The United States and Russia have agreed on ways to break a deadlock in finding a political solution in war-ravaged Syria, Secretary of State Mike Pompeo said after talks with President Vladimir Putin.
Pompeo said that Syria - where the United States and Russia are on opposite sides - was a major topic of conversation during the talks Tuesday evening at Putin's dacha in the Black Sea resort of Sochi.
He said that the two powers both backed establishing a committee tasked with drafting a post-war Syrian constitution -- a key step that has been bogged down by disagreements over its composition.
"We had a very productive conversation on pathways forward in Syria, things we can do together where we have a shared set of interests on how to move the political process forward," Pompeo told reporters at the airport before leaving.
"There is the political process associated with UN Security Council Resolution 2254 that has been hung up and I think we mutually now can begin to work together in a way to unlock that," he said.

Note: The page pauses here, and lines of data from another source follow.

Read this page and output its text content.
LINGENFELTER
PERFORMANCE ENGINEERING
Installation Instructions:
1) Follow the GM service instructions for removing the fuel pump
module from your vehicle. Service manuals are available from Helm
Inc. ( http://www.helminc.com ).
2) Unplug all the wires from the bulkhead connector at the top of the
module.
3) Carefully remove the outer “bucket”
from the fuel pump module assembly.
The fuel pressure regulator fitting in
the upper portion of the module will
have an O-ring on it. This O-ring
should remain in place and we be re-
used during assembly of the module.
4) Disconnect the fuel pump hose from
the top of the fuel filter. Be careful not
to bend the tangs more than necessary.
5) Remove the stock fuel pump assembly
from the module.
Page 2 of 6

He voiced hope to "get that process to at least take the first step of forming that committee".
UN Security Council Resolution 2254, passed unanimously in 2015, called for a UN-backed, Syrian-led political process.
But successive UN envoys working to end the eight-year war, which has killed more than 370,000 people and displaced millions, have struggled to make headway on the constitutional committee.
Pompeo said that Russia and the United States also discussed other areas of cooperation in Syria which he could not reveal in public.
The US pointman on Syria, Jim Jeffrey, was one of the only three US officials to accompany Pompeo in his nearly two-hour meeting with Putin.